Il y a une quinzaine d’années, le parti de Jörg Haider ne représente que 5 % des voix. À l’époque, lors de ses croisades électorales, il aime à rappeler, en outre, « les bienfaits de l’emploi sous le IIIe Reich ». Il « regrette le temps de la grandeur de Vienne, quand elle était la deuxième ville du grand Reich allemand » et « le temps d’Hitler, où l’on ne voyait pas autant d’étrangers en Autriche » ! Dans le cadre des élections législatives de 1999, Haider remodèle son discours un peu trop radical, qu’il veut plus modéré : « Si le travail manque en Autriche, c’est qu’il y a trop d’étrangers. Venus de partout, ils ont envahi le pays, en plus de la déferlante d’immigrés venus de l’Est après la chute du Mur de Berlin ». Il explique que « les chômeurs sont des feignants qui refusent le jeu social ». Pour lui « si le pays va mal, c’est à cause des allocations versées aux femmes étrangères dangereusement fertiles » ! Il préconise « l’obligation du port d’une carte d’immatriculation pour tout étranger vivant sur le territoire autrichien ».
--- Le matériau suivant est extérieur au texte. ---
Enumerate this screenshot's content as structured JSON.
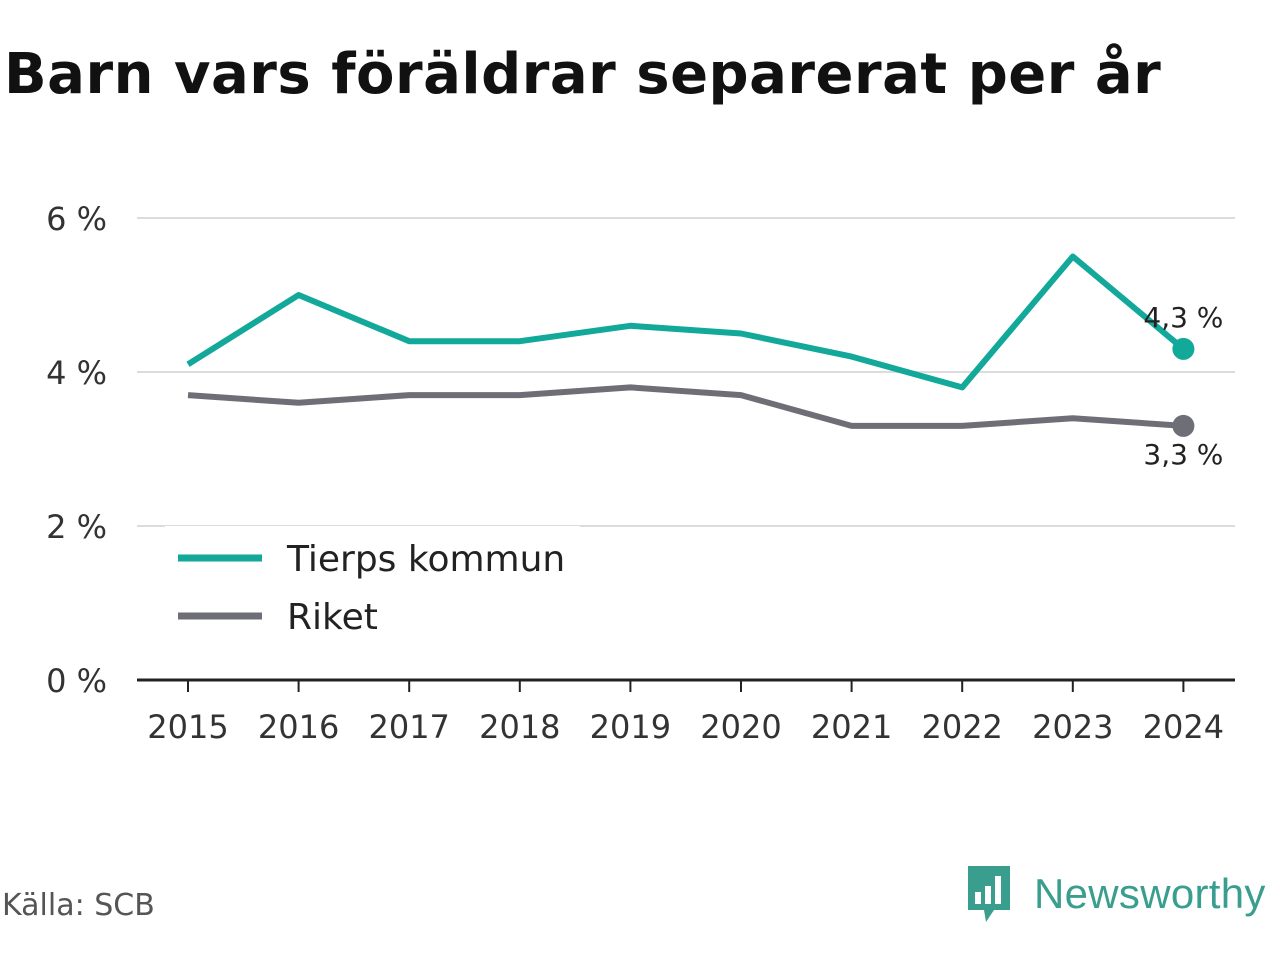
{
  "title": "Barn vars föräldrar separerat per år",
  "source": "Källa: SCB",
  "brand": {
    "name": "Newsworthy",
    "icon": "newsworthy-logo-icon",
    "color": "#3a9e8f"
  },
  "chart_data": {
    "type": "line",
    "x": [
      "2015",
      "2016",
      "2017",
      "2018",
      "2019",
      "2020",
      "2021",
      "2022",
      "2023",
      "2024"
    ],
    "series": [
      {
        "name": "Tierps kommun",
        "color": "#12a89a",
        "values": [
          4.1,
          5.0,
          4.4,
          4.4,
          4.6,
          4.5,
          4.2,
          3.8,
          5.5,
          4.3
        ],
        "end_label": "4,3 %"
      },
      {
        "name": "Riket",
        "color": "#6e6e76",
        "values": [
          3.7,
          3.6,
          3.7,
          3.7,
          3.8,
          3.7,
          3.3,
          3.3,
          3.4,
          3.3
        ],
        "end_label": "3,3 %"
      }
    ],
    "y_ticks": [
      0,
      2,
      4,
      6
    ],
    "y_tick_labels": [
      "0 %",
      "2 %",
      "4 %",
      "6 %"
    ],
    "ylim": [
      0,
      6
    ],
    "grid": true,
    "legend_position": "bottom-left"
  }
}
Son ambition est de devenir la première force politique en Autriche et à ce titre, d’obtenir les portefeuilles englobant la fiscalité, la sécurité et la famille. Son programme : libéraliser le secteur gaz-électricité. Allonger la durée des cotisations pour la retraite. Créer un fonds de dédommagement pour les travailleurs « forcés sous le régime nazi » ! Supprimer le ministère de la condition féminine. Établir un salaire maternel. Infliger aux responsables de délits sexuels sur des mineurs une « surveillance à vie » et les inscrire dans un fichier « spécial ».
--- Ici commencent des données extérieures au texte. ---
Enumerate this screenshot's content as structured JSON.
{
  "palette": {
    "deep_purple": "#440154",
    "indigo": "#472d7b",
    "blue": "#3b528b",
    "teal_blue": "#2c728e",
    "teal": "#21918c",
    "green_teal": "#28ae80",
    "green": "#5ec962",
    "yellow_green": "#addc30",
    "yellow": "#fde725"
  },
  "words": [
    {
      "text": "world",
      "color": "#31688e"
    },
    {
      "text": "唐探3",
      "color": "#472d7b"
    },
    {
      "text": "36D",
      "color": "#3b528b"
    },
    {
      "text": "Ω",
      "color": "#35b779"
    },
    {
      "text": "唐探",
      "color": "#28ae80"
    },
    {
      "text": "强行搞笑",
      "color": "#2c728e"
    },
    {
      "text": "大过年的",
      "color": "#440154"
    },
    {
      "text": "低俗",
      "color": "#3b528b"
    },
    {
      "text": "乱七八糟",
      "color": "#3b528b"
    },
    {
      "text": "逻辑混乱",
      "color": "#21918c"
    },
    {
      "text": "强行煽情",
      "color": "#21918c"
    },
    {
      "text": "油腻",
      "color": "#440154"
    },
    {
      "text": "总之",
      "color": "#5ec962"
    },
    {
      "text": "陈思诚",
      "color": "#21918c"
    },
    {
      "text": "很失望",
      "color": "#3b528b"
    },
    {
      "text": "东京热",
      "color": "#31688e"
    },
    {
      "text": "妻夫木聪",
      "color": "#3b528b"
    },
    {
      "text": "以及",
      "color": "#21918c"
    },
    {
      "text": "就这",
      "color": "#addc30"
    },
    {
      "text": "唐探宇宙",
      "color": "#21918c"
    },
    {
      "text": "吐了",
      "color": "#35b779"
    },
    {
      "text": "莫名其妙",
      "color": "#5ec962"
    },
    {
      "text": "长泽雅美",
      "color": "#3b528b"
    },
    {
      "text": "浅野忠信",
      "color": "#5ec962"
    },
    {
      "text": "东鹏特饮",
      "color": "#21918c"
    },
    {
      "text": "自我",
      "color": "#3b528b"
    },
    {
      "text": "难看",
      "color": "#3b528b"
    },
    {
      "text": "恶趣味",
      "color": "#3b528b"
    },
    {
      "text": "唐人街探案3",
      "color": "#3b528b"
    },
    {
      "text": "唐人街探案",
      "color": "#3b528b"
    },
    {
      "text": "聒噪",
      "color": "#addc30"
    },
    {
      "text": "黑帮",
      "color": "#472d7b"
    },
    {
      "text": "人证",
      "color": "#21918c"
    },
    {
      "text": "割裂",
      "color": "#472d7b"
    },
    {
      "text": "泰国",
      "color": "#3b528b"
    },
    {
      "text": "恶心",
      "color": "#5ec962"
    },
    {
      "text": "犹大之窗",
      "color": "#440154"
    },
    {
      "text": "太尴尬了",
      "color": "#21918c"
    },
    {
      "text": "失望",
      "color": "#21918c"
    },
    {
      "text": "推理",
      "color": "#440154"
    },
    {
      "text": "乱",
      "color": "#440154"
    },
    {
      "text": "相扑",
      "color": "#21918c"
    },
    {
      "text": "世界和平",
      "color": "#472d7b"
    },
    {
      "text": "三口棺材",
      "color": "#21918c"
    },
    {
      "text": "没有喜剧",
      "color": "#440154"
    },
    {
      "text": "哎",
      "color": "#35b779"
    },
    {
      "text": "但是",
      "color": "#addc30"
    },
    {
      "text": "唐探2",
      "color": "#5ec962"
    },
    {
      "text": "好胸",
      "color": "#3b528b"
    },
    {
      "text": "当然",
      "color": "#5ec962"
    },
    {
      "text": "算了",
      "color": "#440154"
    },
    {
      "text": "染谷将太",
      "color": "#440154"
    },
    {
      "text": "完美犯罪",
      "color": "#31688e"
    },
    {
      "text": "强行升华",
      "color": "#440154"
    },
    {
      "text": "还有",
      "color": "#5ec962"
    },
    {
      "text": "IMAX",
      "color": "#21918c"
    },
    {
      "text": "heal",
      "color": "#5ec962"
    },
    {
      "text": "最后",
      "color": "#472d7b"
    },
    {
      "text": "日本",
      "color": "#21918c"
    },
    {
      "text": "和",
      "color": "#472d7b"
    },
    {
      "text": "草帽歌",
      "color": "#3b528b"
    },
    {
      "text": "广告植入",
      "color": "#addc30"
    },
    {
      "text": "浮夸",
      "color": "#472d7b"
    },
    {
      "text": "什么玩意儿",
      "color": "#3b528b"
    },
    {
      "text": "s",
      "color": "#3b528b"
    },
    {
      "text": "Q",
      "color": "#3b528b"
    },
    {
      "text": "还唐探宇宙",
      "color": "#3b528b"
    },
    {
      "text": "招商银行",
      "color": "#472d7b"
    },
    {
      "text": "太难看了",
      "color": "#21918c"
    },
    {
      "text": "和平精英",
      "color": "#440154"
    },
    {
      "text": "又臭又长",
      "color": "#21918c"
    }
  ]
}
Un programme, somme toute basique, de la rhétorique fasciste. Hélas, le principal effet de son discours extrême auprès des Autrichiens, aura été de susciter chez eux, un sursaut de nationalisme. Jörg Haider représente, à leur yeux, selon un sondage, « le changement, sans l’aventure ». L’extrême droite qui récoltait en Autriche, environ 27 % des voix l’automne dernier, a fait une progression de 6 points en trois mois et devient ainsi aujourd’hui, la première force politique du pays. Haider a gagné son pari et, fort des 54 % d’Autrichiens qui considèrent comme une hypothèse recevable, la coalition entre l’extrême droite et les conservateurs, a pu imposer ses exigences au cours des négociations de son parti avec celui de M. Schüssel.

Néanmoins, les conservateurs trouvent, eux aussi, leur intérêt dans la coalition. Ils y font passer les points phares de leur programme : l’abandon de la neutralité de l’Autriche et la distribution, à leur avantage des futurs postes-clés ministériels.

Durant les débats, la presse autrichienne s’est contentée d’enregistrer l’évolution des négociations, sans ajouter aucun commentaire. Le président Klestil s’est quant à lui, refusé à rappeler les Autrichiens aux urnes, sous prétexte que le parti de Haider sortirait grandi d’une telle consultation. Seules, dans le pays, les féministes protestent contre l’intention de Jörg Haider de supprimer le ministère de la condition féminine et redoutent « un retour aux ténèbres du machisme ».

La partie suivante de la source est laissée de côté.